Погубленные жизни (Гюней) - страница 67

— Когда я был молодым, тоже как ты рассуждал, но потом понял, что в жизни все иначе.

— Но не рабы же мы, дядюшка Али?

— Вот что я тебе скажу: что было, того не воротишь. Прикуси язык и зажми сердце в кулак, потому что все мы обездоленные и надеяться нам не на кого. А руки замараешь в крови — себя же накажешь. — И Али Осман зашагал дальше.

— Может, мне уйти куда глаза глядят?

— Если что стряслось или кто помер — смириться надо.

— Что же мне делать, дядюшка Али, посоветуй, как отец, скажи!

— А чего тут советовать? Все и так ясно. Работник во власти своего хозяина. Тем более прислуга, работающая за харчи, как твоя Халиме. Разве могла она ему противиться?

— Жалко мне Халиме, дядюшка Али.

— Всех нас, дорогой, жалко!..

До самой деревни они шли молча. Али Осман — впереди, за ним, на некотором расстоянии, — Шакал Омар. У перекрестка они снова остановились, и Али Осман сказал:

— Запомни! Что бы ты ни сделал, против тебя же и обернется!

На том они и расстались.

В полдень Халиль пошел раздавать поминальную халву. Моросил дождик, словно и погода плакала, вспоминая о Хыдыре. Увидев Халиля, Эмине замерла на пороге.

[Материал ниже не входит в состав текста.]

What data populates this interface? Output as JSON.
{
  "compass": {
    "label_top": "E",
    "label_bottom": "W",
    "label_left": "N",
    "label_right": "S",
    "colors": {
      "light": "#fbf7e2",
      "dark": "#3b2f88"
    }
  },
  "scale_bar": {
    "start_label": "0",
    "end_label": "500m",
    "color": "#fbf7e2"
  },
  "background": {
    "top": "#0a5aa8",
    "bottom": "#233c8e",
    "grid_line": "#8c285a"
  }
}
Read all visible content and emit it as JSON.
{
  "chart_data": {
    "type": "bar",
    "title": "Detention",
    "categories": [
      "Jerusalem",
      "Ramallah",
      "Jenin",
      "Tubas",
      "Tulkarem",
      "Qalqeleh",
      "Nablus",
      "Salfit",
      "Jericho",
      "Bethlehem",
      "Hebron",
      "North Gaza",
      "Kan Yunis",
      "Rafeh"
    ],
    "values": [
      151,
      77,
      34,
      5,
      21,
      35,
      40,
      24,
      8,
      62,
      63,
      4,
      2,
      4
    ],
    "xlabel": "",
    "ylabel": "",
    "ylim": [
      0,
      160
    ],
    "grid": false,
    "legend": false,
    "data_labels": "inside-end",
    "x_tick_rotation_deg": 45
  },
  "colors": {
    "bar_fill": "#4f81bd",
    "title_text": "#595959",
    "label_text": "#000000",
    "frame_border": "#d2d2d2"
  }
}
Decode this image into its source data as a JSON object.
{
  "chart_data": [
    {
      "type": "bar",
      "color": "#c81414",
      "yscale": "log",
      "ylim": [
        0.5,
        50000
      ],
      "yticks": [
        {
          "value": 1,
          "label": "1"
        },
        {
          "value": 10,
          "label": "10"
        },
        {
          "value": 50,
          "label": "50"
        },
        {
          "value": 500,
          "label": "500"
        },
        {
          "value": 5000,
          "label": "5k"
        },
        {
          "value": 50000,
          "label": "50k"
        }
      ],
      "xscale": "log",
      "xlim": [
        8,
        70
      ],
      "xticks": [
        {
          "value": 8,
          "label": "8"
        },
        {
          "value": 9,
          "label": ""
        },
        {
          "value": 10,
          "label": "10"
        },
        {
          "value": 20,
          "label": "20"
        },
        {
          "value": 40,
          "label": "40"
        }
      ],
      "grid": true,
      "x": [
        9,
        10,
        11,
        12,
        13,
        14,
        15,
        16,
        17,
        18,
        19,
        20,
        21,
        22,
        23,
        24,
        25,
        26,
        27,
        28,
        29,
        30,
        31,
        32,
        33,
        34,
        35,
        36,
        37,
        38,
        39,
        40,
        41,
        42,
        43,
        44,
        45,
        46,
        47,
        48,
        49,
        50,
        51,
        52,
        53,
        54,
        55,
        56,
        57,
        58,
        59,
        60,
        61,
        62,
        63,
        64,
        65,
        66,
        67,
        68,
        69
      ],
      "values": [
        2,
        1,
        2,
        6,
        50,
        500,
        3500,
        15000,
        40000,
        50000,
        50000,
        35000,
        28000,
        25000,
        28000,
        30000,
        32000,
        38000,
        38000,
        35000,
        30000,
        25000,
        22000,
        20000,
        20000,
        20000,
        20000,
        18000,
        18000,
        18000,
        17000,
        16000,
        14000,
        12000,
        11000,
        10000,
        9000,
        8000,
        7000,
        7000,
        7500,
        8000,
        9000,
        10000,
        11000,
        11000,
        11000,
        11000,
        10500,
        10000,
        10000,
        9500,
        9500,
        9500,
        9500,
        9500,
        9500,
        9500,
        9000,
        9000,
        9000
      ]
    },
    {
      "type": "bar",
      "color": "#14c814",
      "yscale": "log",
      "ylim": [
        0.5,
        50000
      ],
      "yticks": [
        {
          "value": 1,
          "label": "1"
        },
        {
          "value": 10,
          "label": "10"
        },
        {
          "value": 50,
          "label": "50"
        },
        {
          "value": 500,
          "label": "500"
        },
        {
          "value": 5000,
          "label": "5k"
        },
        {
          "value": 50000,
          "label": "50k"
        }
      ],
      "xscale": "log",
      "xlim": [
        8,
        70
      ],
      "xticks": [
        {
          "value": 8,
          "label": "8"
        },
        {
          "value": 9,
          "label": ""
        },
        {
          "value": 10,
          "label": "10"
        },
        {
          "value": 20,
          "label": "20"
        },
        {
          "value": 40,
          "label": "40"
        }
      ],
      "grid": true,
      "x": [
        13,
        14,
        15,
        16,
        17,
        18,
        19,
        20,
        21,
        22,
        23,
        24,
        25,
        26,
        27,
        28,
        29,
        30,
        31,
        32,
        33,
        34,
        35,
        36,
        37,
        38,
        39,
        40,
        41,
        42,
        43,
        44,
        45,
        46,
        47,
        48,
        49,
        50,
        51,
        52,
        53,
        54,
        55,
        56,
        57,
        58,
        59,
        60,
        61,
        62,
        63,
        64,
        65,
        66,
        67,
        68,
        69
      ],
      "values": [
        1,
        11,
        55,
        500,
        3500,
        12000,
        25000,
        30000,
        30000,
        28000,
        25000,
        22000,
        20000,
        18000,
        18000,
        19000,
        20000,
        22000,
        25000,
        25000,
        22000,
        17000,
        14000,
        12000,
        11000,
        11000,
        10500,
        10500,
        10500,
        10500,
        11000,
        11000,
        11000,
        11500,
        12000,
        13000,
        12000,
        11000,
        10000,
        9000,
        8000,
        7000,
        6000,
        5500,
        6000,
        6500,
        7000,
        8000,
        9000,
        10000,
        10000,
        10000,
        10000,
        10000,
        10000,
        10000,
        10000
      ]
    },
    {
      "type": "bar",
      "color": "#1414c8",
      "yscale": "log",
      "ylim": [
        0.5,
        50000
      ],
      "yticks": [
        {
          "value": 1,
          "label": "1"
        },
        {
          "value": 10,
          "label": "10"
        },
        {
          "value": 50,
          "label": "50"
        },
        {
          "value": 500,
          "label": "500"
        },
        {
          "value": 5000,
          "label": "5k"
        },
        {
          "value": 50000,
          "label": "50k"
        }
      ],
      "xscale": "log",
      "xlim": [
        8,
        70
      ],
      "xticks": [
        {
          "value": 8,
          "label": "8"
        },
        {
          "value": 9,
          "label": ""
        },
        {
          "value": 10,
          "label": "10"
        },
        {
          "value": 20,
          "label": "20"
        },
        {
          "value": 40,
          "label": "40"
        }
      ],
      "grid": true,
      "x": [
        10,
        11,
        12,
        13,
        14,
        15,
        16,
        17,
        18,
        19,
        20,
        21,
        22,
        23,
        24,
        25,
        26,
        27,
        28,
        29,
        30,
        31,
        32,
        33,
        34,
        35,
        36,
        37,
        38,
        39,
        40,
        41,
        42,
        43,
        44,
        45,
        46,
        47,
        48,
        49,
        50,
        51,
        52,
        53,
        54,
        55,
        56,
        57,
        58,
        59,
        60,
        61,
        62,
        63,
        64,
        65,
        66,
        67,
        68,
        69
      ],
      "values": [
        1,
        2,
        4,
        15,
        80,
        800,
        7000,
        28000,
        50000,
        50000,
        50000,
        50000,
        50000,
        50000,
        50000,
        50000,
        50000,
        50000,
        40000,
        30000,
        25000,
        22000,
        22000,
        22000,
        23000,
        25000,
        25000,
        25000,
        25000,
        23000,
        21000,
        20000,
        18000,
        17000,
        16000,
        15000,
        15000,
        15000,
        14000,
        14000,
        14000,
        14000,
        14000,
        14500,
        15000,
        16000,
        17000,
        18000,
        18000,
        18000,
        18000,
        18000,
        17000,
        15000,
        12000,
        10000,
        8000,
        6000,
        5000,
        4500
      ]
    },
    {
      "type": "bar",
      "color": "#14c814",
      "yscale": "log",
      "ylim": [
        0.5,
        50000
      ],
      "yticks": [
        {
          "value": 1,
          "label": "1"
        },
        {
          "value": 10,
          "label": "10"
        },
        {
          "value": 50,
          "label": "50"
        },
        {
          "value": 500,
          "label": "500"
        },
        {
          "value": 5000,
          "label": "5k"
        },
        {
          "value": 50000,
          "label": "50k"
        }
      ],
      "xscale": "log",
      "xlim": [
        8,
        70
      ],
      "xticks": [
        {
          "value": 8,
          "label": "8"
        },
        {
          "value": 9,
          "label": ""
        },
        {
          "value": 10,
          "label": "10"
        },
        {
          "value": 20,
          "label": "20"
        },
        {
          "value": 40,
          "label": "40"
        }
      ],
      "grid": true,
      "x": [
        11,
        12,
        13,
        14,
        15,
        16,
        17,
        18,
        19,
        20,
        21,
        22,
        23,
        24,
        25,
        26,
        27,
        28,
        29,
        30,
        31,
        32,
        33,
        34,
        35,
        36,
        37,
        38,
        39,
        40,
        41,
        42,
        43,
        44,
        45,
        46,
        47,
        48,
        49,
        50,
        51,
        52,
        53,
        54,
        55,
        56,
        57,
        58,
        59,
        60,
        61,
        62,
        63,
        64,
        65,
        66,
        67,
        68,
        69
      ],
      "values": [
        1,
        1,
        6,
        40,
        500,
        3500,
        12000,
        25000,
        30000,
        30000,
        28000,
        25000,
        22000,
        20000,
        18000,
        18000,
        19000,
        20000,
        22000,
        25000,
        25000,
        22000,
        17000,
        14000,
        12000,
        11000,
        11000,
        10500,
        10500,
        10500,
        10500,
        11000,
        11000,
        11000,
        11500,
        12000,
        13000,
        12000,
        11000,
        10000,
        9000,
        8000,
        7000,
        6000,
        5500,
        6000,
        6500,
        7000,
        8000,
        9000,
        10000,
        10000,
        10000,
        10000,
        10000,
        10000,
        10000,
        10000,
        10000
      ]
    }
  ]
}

— Отец дома? — спросил Халиль.

В дверях показался Длинный Махмуд.

— Здоровья тебе и счастья, Халиль!

— Спасибо, дядюшка!

Эмине не могла отвести от Халиля глаз: иссиня-черные волосы, ладно сбитая фигура, настоящая мужская осанка, полные грусти глаза, усы… Какие глаза! Какие усы!.. Халиль чувствовал на себе взгляд Эмине, и, когда протягивал ей халву, сердце у него защемило, будто обожженное огнем. Переданная из рук в руки, поминальная халва на мгновение превратилась в вестницу любви, в знак пробуждающегося в двух сердцах чувства. В глазах Эмине светилась робкая нежность.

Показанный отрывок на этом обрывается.